La pensione è un tema molto discusso in Italia e le notizie sono davvero negative per alcune generazioni in particolare: vediamo insieme i dettagli
La pensione è uno di quei temi molto discussi nel nostro paese e le scelte fatte in passato hanno portato a conseguenze negative che si sono via via materializzate a causa delle grandi svolte economico-sociali avvenute principalmente negli anni novanta. Infatti la comparsa della flessibilità del lavoro che elimina la rigidità della durata contrattuale e il passaggio cruciale della riforma pensionistica che introduce il calcolo contributivo, hanno determinato un situazione insostenibile per intere generazioni.
I correttivi messi in essere dai vari governi hanno creato ulteriori strette ai meccanismi pensionistici sino ad arrivare all’ultima manovra che impone nuove modifiche ai prepensionamenti.

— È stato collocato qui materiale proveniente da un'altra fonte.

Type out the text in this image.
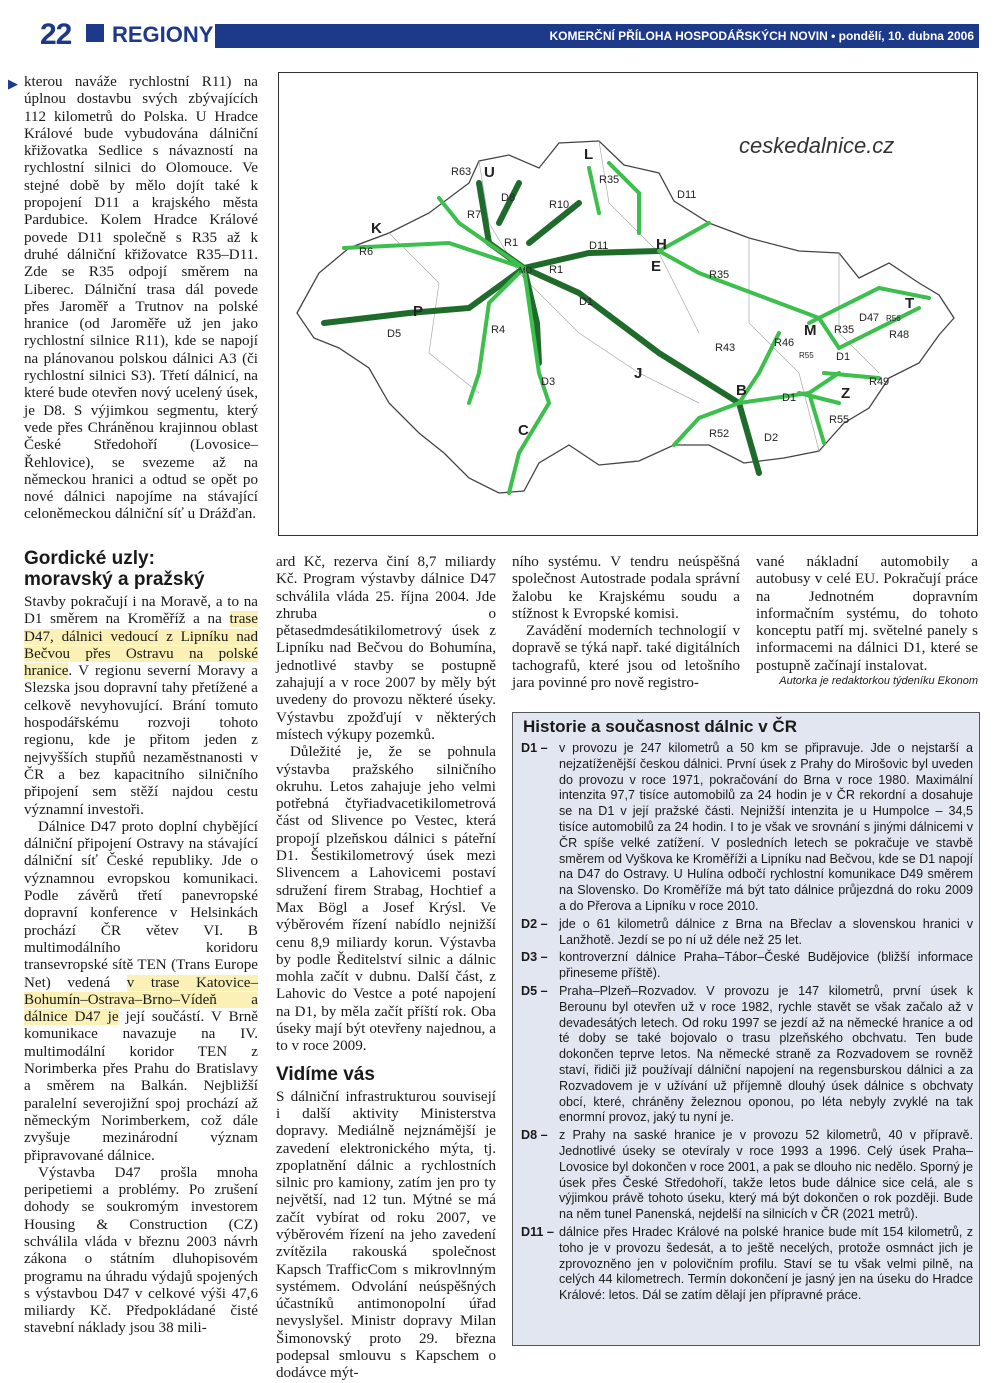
22 REGIONY	KOMERČNÍ PŘÍLOHA HOSPODÁŘSKÝCH NOVIN • pondělí, 10. dubna 2006
▶ kterou naváže rychlostní R11) na úplnou dostavbu svých zbývajících 112 kilometrů do Polska. U Hradce Králové bude vybudována dálniční křižovatka Sedlice s návazností na rychlostní silnici do Olomouce. Ve stejné době by mělo dojít také k propojení D11 a krajského města Pardubice. Kolem Hradce Králové povede D11 společně s R35 až k druhé dálniční křižovatce R35–D11. Zde se R35 odpojí směrem na Liberec. Dálniční trasa dál povede přes Jaroměř a Trutnov na polské hranice (od Jaroměře už jen jako rychlostní silnice R11), kde se napojí na plánovanou polskou dálnici A3 (či rychlostní silnici S3). Třetí dálnicí, na které bude otevřen nový ucelený úsek, je D8. S výjimkou segmentu, který vede přes Chráněnou krajinnou oblast České Středohoří (Lovosice–Řehlovice), se svezeme až na německou hranici a odtud se opět po nové dálnici napojíme na stávající celoněmeckou dálniční síť u Drážďan.

R63
D8
R10
R35
D11
R7
R6
R1	D11
R1
MO	R35
D1
D5	R4
R43
D3
R46
R55
R35
D47 R56
R48
D1
R49
D1
R55
R52	D2
U
L
K
H
E
P
J
C
B
M
T
Z
ceskedalnice.cz
Gordické uzly:
moravský a pražský

Stavby pokračují i na Moravě, a to na D1 směrem na Kroměříž a na trase D47, dálnici vedoucí z Lipníku nad Bečvou přes Ostravu na polské hranice. V regionu severní Moravy a Slezska jsou dopravní tahy přetížené a celkově nevyhovující. Brání tomuto hospodářskému rozvoji tohoto regionu, kde je přitom jeden z nejvyšších stupňů nezaměstnanosti v ČR a bez kapacitního silničního připojení sem stěží najdou cestu významní investoři.

Dálnice D47 proto doplní chybějící dálniční připojení Ostravy na stávající dálniční síť České republiky. Jde o významnou evropskou komunikaci. Podle závěrů třetí panevropské dopravní konference v Helsinkách prochází ČR větev VI. B multimodálního koridoru transevropské sítě TEN (Trans Europe Net) vedená v trase Katovice–Bohumín–Ostrava–Brno–Vídeň a dálnice D47 je její součástí. V Brně komunikace navazuje na IV. multimodální koridor TEN z Norimberka přes Prahu do Bratislavy a směrem na Balkán. Nejbližší paralelní severojižní spoj prochází až německým Norimberkem, což dále zvyšuje mezinárodní význam připravované dálnice.

Výstavba D47 prošla mnoha peripetiemi a problémy. Po zrušení dohody se soukromým investorem Housing & Construction (CZ) schválila vláda v březnu 2003 návrh zákona o státním dluhopisovém programu na úhradu výdajů spojených s výstavbou D47 v celkové výši 47,6 miliardy Kč. Předpokládané čisté stavební náklady jsou 38 mili-

ard Kč, rezerva činí 8,7 miliardy Kč. Program výstavby dálnice D47 schválila vláda 25. října 2004. Jde zhruba o pětasedmdesátikilometrový úsek z Lipníku nad Bečvou do Bohumína, jednotlivé stavby se postupně zahajují a v roce 2007 by měly být uvedeny do provozu některé úseky. Výstavbu zpožďují v některých místech výkupy pozemků.

Důležité je, že se pohnula výstavba pražského silničního okruhu. Letos zahajuje jeho velmi potřebná čtyřiadvacetikilometrová část od Slivence po Vestec, která propojí plzeňskou dálnici s páteřní D1. Šestikilometrový úsek mezi Slivencem a Lahovicemi postaví sdružení firem Strabag, Hochtief a Max Bögl a Josef Krýsl. Ve výběrovém řízení nabídlo nejnižší cenu 8,9 miliardy korun. Výstavba by podle Ředitelství silnic a dálnic mohla začít v dubnu. Další část, z Lahovic do Vestce a poté napojení na D1, by měla začít příští rok. Oba úseky mají být otevřeny najednou, a to v roce 2009.

Vidíme vás

S dálniční infrastrukturou souvisejí i další aktivity Ministerstva dopravy. Mediálně nejznámější je zavedení elektronického mýta, tj. zpoplatnění dálnic a rychlostních silnic pro kamiony, zatím jen pro ty největší, nad 12 tun. Mýtné se má začít vybírat od roku 2007, ve výběrovém řízení na jeho zavedení zvítězila rakouská společnost Kapsch TrafficCom s mikrovlnným systémem. Odvolání neúspěšných účastníků antimonopolní úřad nevyslyšel. Ministr dopravy Milan Šimonovský proto 29. března podepsal smlouvu s Kapschem o dodávce mýt-

ního systému. V tendru neúspěšná společnost Autostrade podala správní žalobu ke Krajskému soudu a stížnost k Evropské komisi.

Zavádění moderních technologií v dopravě se týká např. také digitálních tachografů, které jsou od letošního jara povinné pro nově registro-

vané nákladní automobily a autobusy v celé EU. Pokračují práce na Jednotném dopravním informačním systému, do tohoto konceptu patří mj. světelné panely s informacemi na dálnici D1, které se postupně začínají instalovat.

Autorka je redaktorkou týdeníku Ekonom
Historie a současnost dálnic v ČR
D1 – v provozu je 247 kilometrů a 50 km se připravuje. Jde o nejstarší a nejzatíženější českou dálnici. První úsek z Prahy do Mirošovic byl uveden do provozu v roce 1971, pokračování do Brna v roce 1980. Maximální intenzita 97,7 tisíce automobilů za 24 hodin je v ČR rekordní a dosahuje se na D1 v její pražské části. Nejnižší intenzita je u Humpolce – 34,5 tisíce automobilů za 24 hodin. I to je však ve srovnání s jinými dálnicemi v ČR spíše velké zatížení. V posledních letech se pokračuje ve stavbě směrem od Vyškova ke Kroměříži a Lipníku nad Bečvou, kde se D1 napojí na D47 do Ostravy. U Hulína odbočí rychlostní komunikace D49 směrem na Slovensko. Do Kroměříže má být tato dálnice průjezdná do roku 2009 a do Přerova a Lipníku v roce 2010.
D2 – jde o 61 kilometrů dálnice z Brna na Břeclav a slovenskou hranici v Lanžhotě. Jezdí se po ní už déle než 25 let.
D3 – kontroverzní dálnice Praha–Tábor–České Budějovice (bližší informace přineseme příště).
D5 – Praha–Plzeň–Rozvadov. V provozu je 147 kilometrů, první úsek k Berounu byl otevřen už v roce 1982, rychle stavět se však začalo až v devadesátých letech. Od roku 1997 se jezdí až na německé hranice a od té doby se také bojovalo o trasu plzeňského obchvatu. Ten bude dokončen teprve letos. Na německé straně za Rozvadovem se rovněž staví, řidiči již používají dálniční napojení na regensburskou dálnici a za Rozvadovem je v užívání už příjemně dlouhý úsek dálnice s obchvaty obcí, které, chráněny železnou oponou, po léta nebyly zvyklé na tak enormní provoz, jaký tu nyní je.
D8 – z Prahy na saské hranice je v provozu 52 kilometrů, 40 v přípravě. Jednotlivé úseky se otevíraly v roce 1993 a 1996. Celý úsek Praha–Lovosice byl dokončen v roce 2001, a pak se dlouho nic nedělo. Sporný je úsek přes České Středohoří, takže letos bude dálnice sice celá, ale s výjimkou právě tohoto úseku, který má být dokončen o rok později. Bude na něm tunel Panenská, nejdelší na silnicích v ČR (2021 metrů).
D11 – dálnice přes Hradec Králové na polské hranice bude mít 154 kilometrů, z toho je v provozu šedesát, a to ještě necelých, protože osmnáct jich je zprovozněno jen v polovičním profilu. Staví se tu však velmi pilně, na celých 44 kilometrech. Termín dokončení je jasný jen na úseku do Hradce Králové: letos. Dál se zatím dělají jen přípravné práce.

L’età in cui andare in pensione e il calcolo dei contributi varia a seconda dell’anno di nascita e quindi di entrata nel mercato del lavoro e la tabella di riferimento si complica ulteriormente.
La situazione delle pensioni oggi in Italia fotografa un paese con un alta spesa pensionistica proporzionata al Pil che si aggrava pensando al vuoto demografico che da anni affligge la nostra nazione con il calo delle nascite e di conseguenza meno giovani che entrano nel mondo del lavoro che si calcola nel 2050 saranno poco più di 8 milioni. Un mercato del lavoro senza lavoratori e quindi in pochissimi a reggere la piramide rovesciata delle pensioni.
L’anno della svolta è il 1996 quando si passa dal calcolo retributivo al calcolo contributivo e per chi ha iniziato a lavorare prima di quella data si evidenziano ora vantaggi e svantaggi. Si perché da un lato tali lavoratori possono contare sul sistema misto che comporta evidenti benefici ai fini pensionistici, ma dall’altro si rischia di perdere i contributi versati se non si raggiunge il requisito minimo per andare in pensione.
Se quindi sei un lavoratore che ha iniziato a lavorare prima del 1996 devi necessariamente avere raggiunto i 20 anni di contributi versati per poter accedere alla pensione. Poce le deroghe che scongiurano la perdita dei contributi versati per questa generazione di lavoratori. Cambia la questione invece per chi si è affacciato nel mondo del lavoro dopo il 1 gennaio 1996 ed ha versato un contributo settimanale. In questo caso si può accedere all’opzione contribuiva della pensione di vecchiaia rimandando ai 71 anni la pensione senza però perdere i soldi versati.
Sfuma invece la possibilità di andare in pensione a 64 anni, cioè tre anni prima, per chi appunto rientra nel sistema misto, perché si devono raggiungere i 42 anni e 10 mesi di contributi a causa dell’effetto della pensione anticipata. Chi invece fa parte dei contributivi puri dal 1 gennaio 2024 deve rientrare nel requisito soglia per l’accesso alla pensionata anticipata che è pari a tre volte l’importo mensile dell’assegno sociale, con una riduzione prevista per le donne con figli.